Eels – The Cautionary Tales Of Mark Oliver Everett

Jueves, 15 de Mayo de 2014 | 12:28 pm | No hay comentarios
Eels – The Cautionary Tales Of Mark Oliver Everett

Artista:

Eels

Álbum:

The Cautionary Tales Of Mark Oliver Everett

Año:

2014

Sello:

E Works / Vagrant

Los noventa fueron una era particularmente fructífera para la música “rara”. Tipos como Beck en Norteamérica, o Cornelius desde el otro lado del mundo, en Japón, armaban música con retazos de estilos y trozos de melodías que, envasados en estructuras eminentemente pop, le otorgaba frescura a la escena. Artesanos del sonido, y de entre ellos también hubo quienes decidieron armar todo desde una perspectiva mas desnuda y simple como Sparklehorse, y otros que simplemente decidieron balancear todo y mutar a capricho, como es el caso de Mark Oliver Everett, quien ha tenido varios alter egos, pero el musical es Eels, quien ya se empina por la decena de discos. El decimoprimero acaba de llegar y se llama “The Cautionary Tales Of Mark Oliver Everett”.

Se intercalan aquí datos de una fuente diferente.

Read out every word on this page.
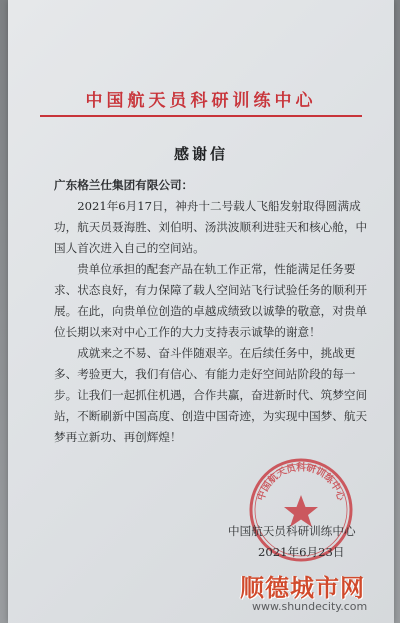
中国航天员科研训练中心
感谢信
广东格兰仕集团有限公司：

2021年6月17日，神舟十二号载人飞船发射取得圆满成功，航天员聂海胜、刘伯明、汤洪波顺利进驻天和核心舱，中国人首次进入自己的空间站。

贵单位承担的配套产品在轨工作正常，性能满足任务要求、状态良好，有力保障了载人空间站飞行试验任务的顺利开展。在此，向贵单位创造的卓越成绩致以诚挚的敬意，对贵单位长期以来对中心工作的大力支持表示诚挚的谢意！

成就来之不易、奋斗伴随艰辛。在后续任务中，挑战更多、考验更大，我们有信心、有能力走好空间站阶段的每一步。让我们一起抓住机遇，合作共赢，奋进新时代、筑梦空间站，不断刷新中国高度、创造中国奇迹，为实现中国梦、航天梦再立新功、再创辉煌！

中国航天员科研训练中心
中国航天员科研训练中心
2021年6月23日
顺德城市网
www.shundecity.com
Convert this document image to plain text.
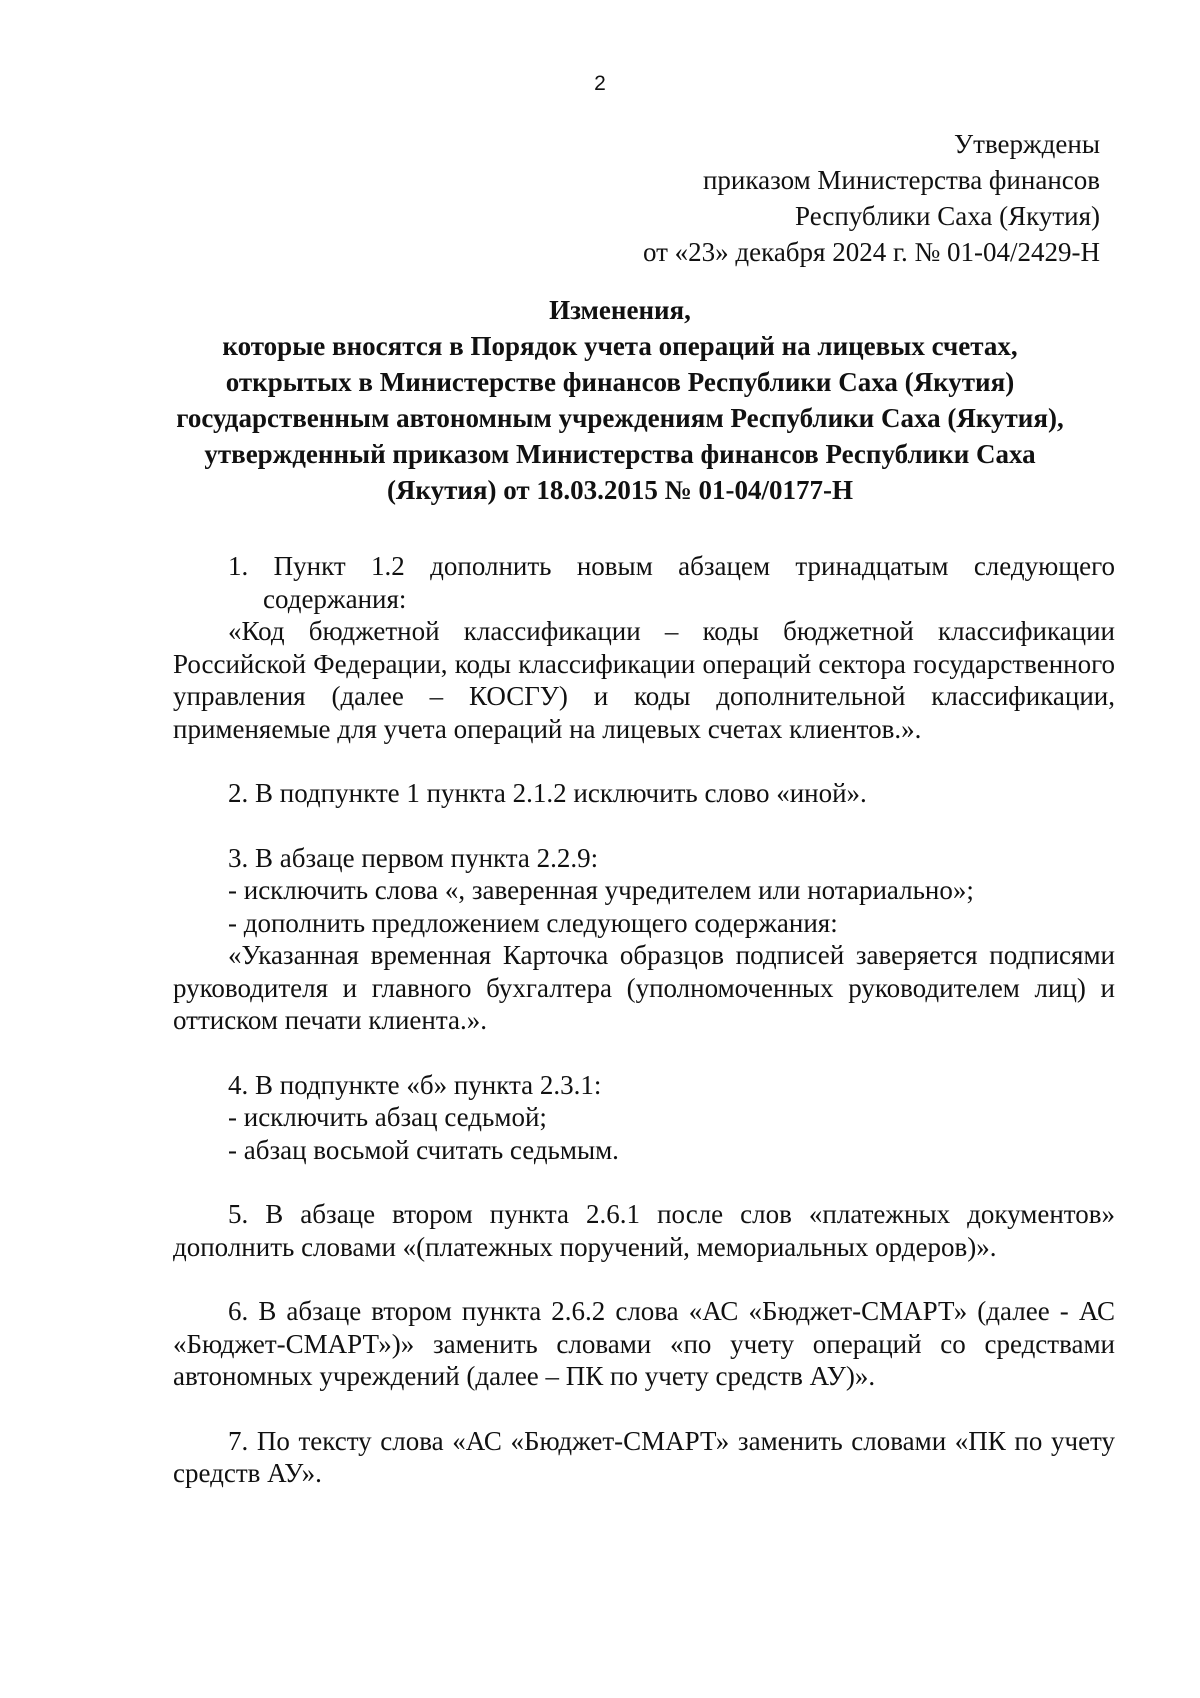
2
Утверждены
приказом Министерства финансов
Республики Саха (Якутия)
от «23» декабря 2024 г. № 01-04/2429-Н
Изменения,
которые вносятся в Порядок учета операций на лицевых счетах,
открытых в Министерстве финансов Республики Саха (Якутия)
государственным автономным учреждениям Республики Саха (Якутия),
утвержденный приказом Министерства финансов Республики Саха
(Якутия) от 18.03.2015 № 01-04/0177-Н

1. Пункт 1.2 дополнить новым абзацем тринадцатым следующего содержания:

«Код бюджетной классификации – коды бюджетной классификации Российской Федерации, коды классификации операций сектора государственного управления (далее – КОСГУ) и коды дополнительной классификации, применяемые для учета операций на лицевых счетах клиентов.».

2. В подпункте 1 пункта 2.1.2 исключить слово «иной».

3. В абзаце первом пункта 2.2.9:

- исключить слова «, заверенная учредителем или нотариально»;

- дополнить предложением следующего содержания:

«Указанная временная Карточка образцов подписей заверяется подписями руководителя и главного бухгалтера (уполномоченных руководителем лиц) и оттиском печати клиента.».

4. В подпункте «б» пункта 2.3.1:

- исключить абзац седьмой;

- абзац восьмой считать седьмым.

5. В абзаце втором пункта 2.6.1 после слов «платежных документов» дополнить словами «(платежных поручений, мемориальных ордеров)».

6. В абзаце втором пункта 2.6.2 слова «АС «Бюджет-СМАРТ» (далее - АС «Бюджет-СМАРТ»)» заменить словами «по учету операций со средствами автономных учреждений (далее – ПК по учету средств АУ)».

7. По тексту слова «АС «Бюджет-СМАРТ» заменить словами «ПК по учету средств АУ».
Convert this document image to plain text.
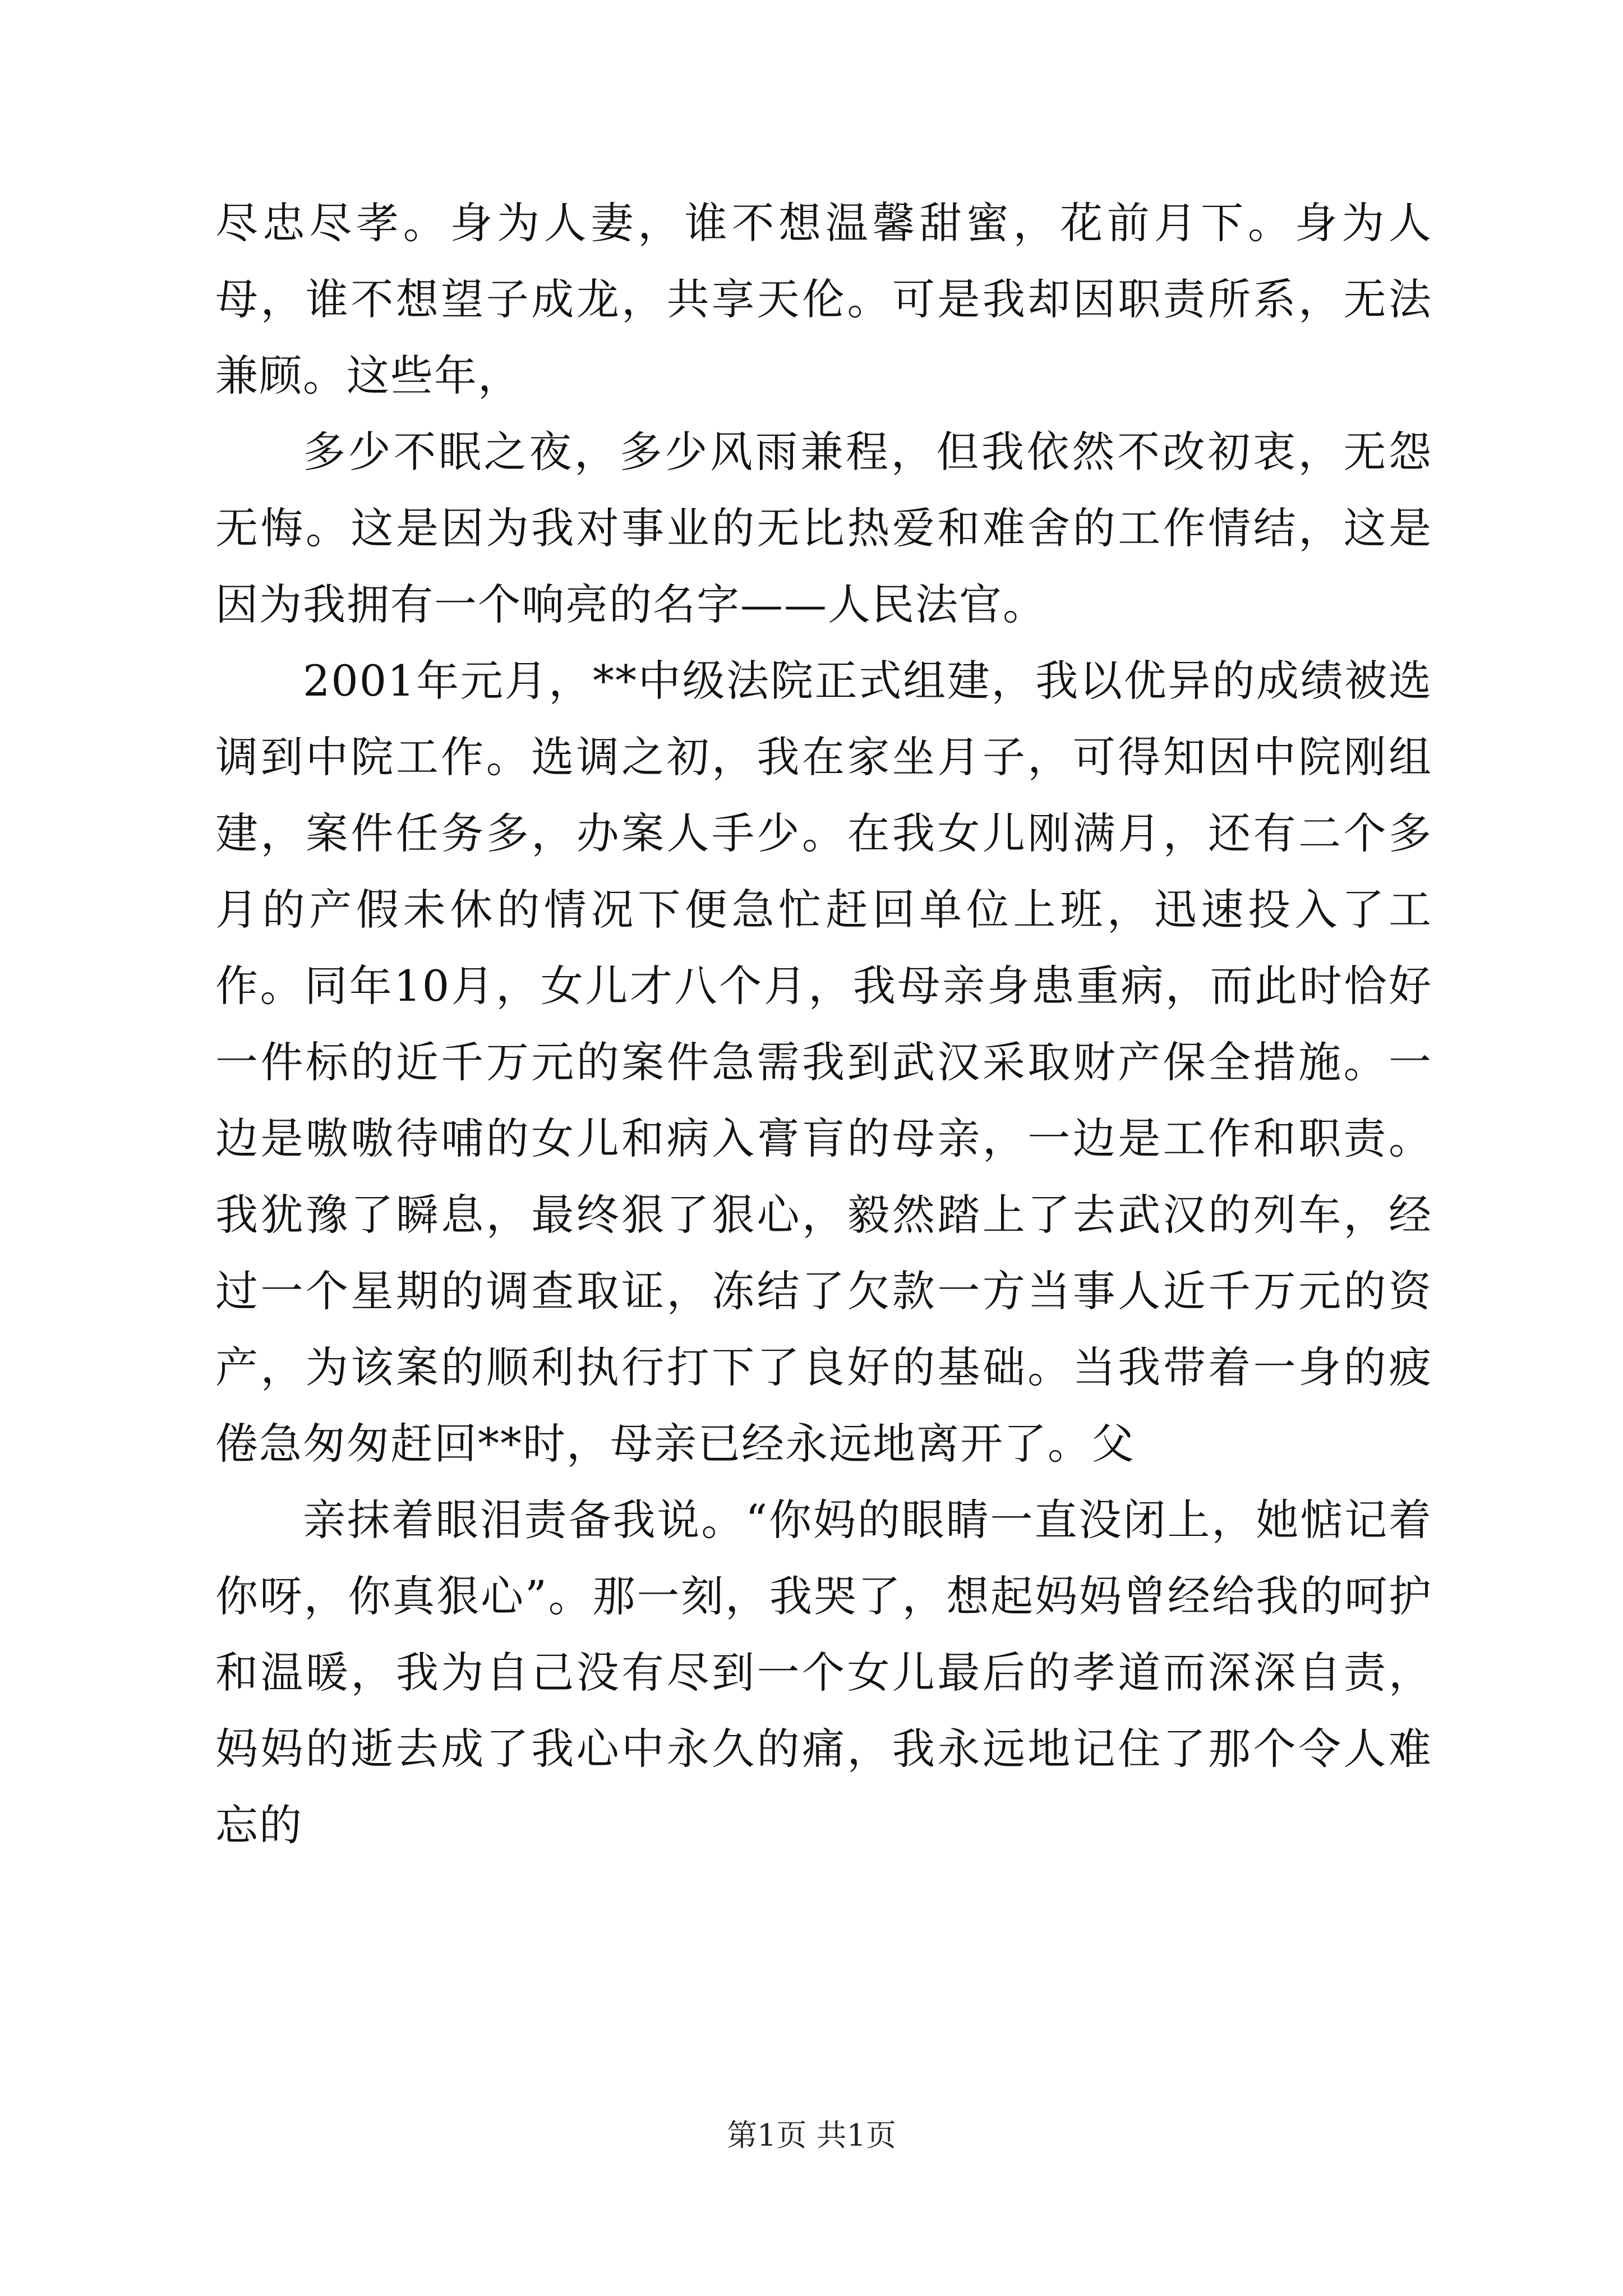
尽忠尽孝。身为人妻，谁不想温馨甜蜜，花前月下。身为人母，谁不想望子成龙，共享天伦。可是我却因职责所系，无法兼顾。这些年，

多少不眠之夜，多少风雨兼程，但我依然不改初衷，无怨无悔。这是因为我对事业的无比热爱和难舍的工作情结，这是因为我拥有一个响亮的名字——人民法官。

2001年元月，**中级法院正式组建，我以优异的成绩被选调到中院工作。选调之初，我在家坐月子，可得知因中院刚组建，案件任务多，办案人手少。在我女儿刚满月，还有二个多月的产假未休的情况下便急忙赶回单位上班，迅速投入了工作。同年10月，女儿才八个月，我母亲身患重病，而此时恰好一件标的近千万元的案件急需我到武汉采取财产保全措施。一边是嗷嗷待哺的女儿和病入膏肓的母亲，一边是工作和职责。我犹豫了瞬息，最终狠了狠心，毅然踏上了去武汉的列车，经过一个星期的调查取证，冻结了欠款一方当事人近千万元的资产，为该案的顺利执行打下了良好的基础。当我带着一身的疲倦急匆匆赶回**时，母亲已经永远地离开了。父

亲抹着眼泪责备我说。“你妈的眼睛一直没闭上，她惦记着你呀，你真狠心”。那一刻，我哭了，想起妈妈曾经给我的呵护和温暖，我为自己没有尽到一个女儿最后的孝道而深深自责，妈妈的逝去成了我心中永久的痛，我永远地记住了那个令人难忘的

第1页 共1页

EELS 01El sello de Everett siempre se ha caracterizado por teñir la innovación que pretende conseguir su música con retazos de su historia personal, la que a veces ha sido bastante dramática: durante las grabaciones de “Electro-Shock Blues” (1998) su madre enfermó de cáncer, y su padre y hermana habían muerto poco antes. El resultado fue un disco profundamente triste en su base, pero con trozos de luminosidad, algo que ha tratado de replicar durante todo el resto del tiempo, y “The Cautionary Tales Of Mark Oliver Everett” es un fiel ejemplo de aquello; canciones íntimas y cuidadas sin perder la crudeza y honestidad características. De hecho, esta es primera vez que muestra su nombre, libre y sin tapujos, como declamando “este soy yo y este es mi lugar en el mundo, el que quiero tener y desde el que quiero hablar”.

“Where I’m At”, el track que abre el disco, describe tanto en su título como en su estructura esta premisa. Una canción simple y bella al piano que conecta perfectamente con “Parallels”, aunque esta vez es la guitarra la que toma las riendas de la canción, suave como la seda. Para “Lockdown Hurricane” le basta un teclado Rhodes, arreglos de cuerdas y una batería profunda desde el fondo para crear una de los tracks más recordables de este álbum, para continuar en “Agatha Chang” como un crooner melancólico que acerca su voz a la de Matt Berninger de The National, donde nuevamente las guitarras y los arreglos de cuerdas, a estas alturas ya un sello de este disco en particular, se toman la canción en un asalto pausado y sin violencia. “A Swallow In The Sun” es una preciosa melodía que se agarra de un leve aroma a country para subsistir, el cual termina desembocando en “Where I’m From”, una canción country de tomo y lomo, aderezada por leves notas de metalófono, con un Everett que nos muestra dónde está y de dónde viene.

EELS 02En “Series Of Misunderstandings” casi se puede percibir un aire a canción de cuna, donde hasta un teclado para niños parece asomar, mientras que de la misma cepa que “A Swallow In The Sun” aparece en “Kindred Spirit”, también condimentado por la esencia de las guitarras del folk rock americano. La triada conformada por “Gentleman’s Choice”, “Dead Reckonings” y “Answers” es letárgica, y aquí empiezan las aprehensiones respecto a si acaso Everett nos va a sorprender con algún cambio brusco o un retazo ajeno añadido magistralmente como sabe hacerlo, pero no, acá hay que definirse respecto a lo que se espera de este álbum: o se le deja fluir naturalmente, navegando hacia el alma de este cantautor, o se muere de aburrimiento, pero cualquier fan de la obra de Mr. E sabe que es un camino sin vuelta, un camino agradable, sincero y abierto, y nadie merece ser ignorado con esta cuota de honestidad.

“Mistakes Of My Youth” hace una introspección aún más profunda de la que ya el disco propone, no puede ni quiere cambiar sino crecer incluso más; “no puedo seguir repitiendo los errores de mi juventud / la decisión de hacer un mejor camino está en mis manos”, recita en el coro, para terminar con el concepto del camino recorrido en “Where I’m Going”. A sus 51 años recién cumplidos Mark Oliver Everett se toma la libertad de prescindir de cualquier giro inesperado, pudiendo hacerlo, y mostrarse tal cual es, vulnerable y frágil, y eso siempre será valorable.